Italy's conservative leader wants women to hear another viewpoint on abortion

ROME — Italian Premier Giorgia Meloni’s government wants to allow pro-life groups access to women considering ending their pregnancies, 46 years after abortion was legalized in the overwhelmingly Catholic country.

The Senate on Tuesday was voting on legislation tied to European Union COVID-19 recovery funds that includes an amendment sponsored by Meloni’s Brothers of Italy party. The text, already passed by the lower Chamber of Deputies, allows regions to permit groups “with a qualified experience supporting motherhood” to have access to public support centers where women considering abortions go to receive counseling.

For conservatives, the amendment merely fulfills the original intent of the 1978 law legalizing abortion, known as Law 194, which includes provisions to prevent the procedure and support motherhood.
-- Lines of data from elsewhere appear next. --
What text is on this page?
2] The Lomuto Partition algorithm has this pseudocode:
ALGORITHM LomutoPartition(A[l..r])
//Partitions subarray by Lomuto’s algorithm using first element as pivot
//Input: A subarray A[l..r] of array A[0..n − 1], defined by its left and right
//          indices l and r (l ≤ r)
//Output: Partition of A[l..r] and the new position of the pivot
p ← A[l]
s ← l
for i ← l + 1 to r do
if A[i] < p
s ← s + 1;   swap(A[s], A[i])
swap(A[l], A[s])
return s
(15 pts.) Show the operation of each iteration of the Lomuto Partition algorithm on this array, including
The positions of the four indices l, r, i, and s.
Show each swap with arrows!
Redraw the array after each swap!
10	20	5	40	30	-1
Under the 1978 law, Italy allows abortion on request in the first 12 weeks of pregnancy, or later if a woman’s health or life is endangered. It provides for publicly funded counseling centers to advise pregnant women of their rights and services offered if they want to terminate the pregnancies.

But the law allows health care personnel to register as conscientious objectors and refuse to perform abortions, and many have.

Meloni, who campaigned on a slogan of “God, fatherland and family,” has insisted she won’t roll back the 1978 law and merely wants to implement it fully. But she has also prioritized encouraging women to have babies to reverse Italy's demographic crisis.